Price is becoming an increasingly high profile weapon for pub and restaurant players in the battle for customer loyalty. But value rather than just cheapness remains the real issue for the sector.

This week, Mitchells & Butlers, Britain's biggest pub and restaurant operator, said it would drive sales with aggressive "value-for-money" price promotions on food and drink throughout its pub and restaurant estate.

The end result is that M&B expects to see prices across its 2,000 units down by 1% to 2% by the end of the year. "We are detecting much more consumer price sensitivity. We will be going for the volume premium rather than the price premium," said chief executive Tim Clarke.

M&B wants to emulate the big supermarket groups in the grocery market, driving down prices, driving up volume while using its increasing buying power to create marketing and purchasing efficiencies. It's the Wal-Mart doctrine that JD Wetherspoon has already pioneered in UK pubs.

But as M&B knows from trying to compete with Wetherspoon, with its own Goose brand in the cut-price beer market, low prices alone are not enough. The focus for M&B will be in their own areas of strength - suburban pubs, where its Ember Inns trading format is quickly taking root, and pub restaurants, where Harvester, Toby and Vintage are already well entrenched. Food will play a lead role in attracting the consumer.

Interestingly, Urbium, the late-night bar operator which owns Tiger Tiger, says it has spotted what it thinks is a new phenomenon - happy hour drinkers eating a discounted meal alongside their drinks as they wind down in the early evening.

Urbium's managing director, Robert Cohen, says the surge in demand for early-evening food was a surprise. He has seen a distinct shift in spending patterns towards food, particularly between 5pm to 7pm, following a menu revamp in his 17 venues in London's West end.

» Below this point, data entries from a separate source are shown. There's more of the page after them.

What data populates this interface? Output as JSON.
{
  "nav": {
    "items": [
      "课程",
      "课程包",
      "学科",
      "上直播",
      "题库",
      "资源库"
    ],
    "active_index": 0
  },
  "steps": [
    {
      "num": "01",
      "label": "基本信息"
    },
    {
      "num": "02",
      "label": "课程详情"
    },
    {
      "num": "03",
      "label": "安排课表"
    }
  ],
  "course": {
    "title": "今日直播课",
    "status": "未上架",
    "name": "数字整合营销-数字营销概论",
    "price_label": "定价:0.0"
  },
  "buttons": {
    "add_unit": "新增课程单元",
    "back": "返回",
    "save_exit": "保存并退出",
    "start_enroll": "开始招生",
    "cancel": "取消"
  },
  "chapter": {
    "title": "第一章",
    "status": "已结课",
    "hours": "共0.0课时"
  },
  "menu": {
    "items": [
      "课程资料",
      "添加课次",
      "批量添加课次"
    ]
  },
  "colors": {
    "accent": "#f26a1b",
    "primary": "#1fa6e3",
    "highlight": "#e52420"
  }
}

What Urbium has done is get the value equation right, for what Cohen admits is a challenging 20 to 35 age range "influenced by the Jamie Oliver … with less cultural barriers and a greater desire for quality and flavour" and much more money-conscious.

The mix of price and quality with environment and convenience - it's where those customers want to be with their mates – works for Urbium.

Price will be an increasingly important lever for operators across the sector. But price alone can be a blunt instrument, and particularly when applied just to alcohol can attract trouble and attention the industry can do without.

Pubs and restaurants may not be pure retailers in that customers aren't taking a product home with them. But they sell an experience, and the value of that experience is key - even if it is as transient as grabbing a bite to eat on the way home from work.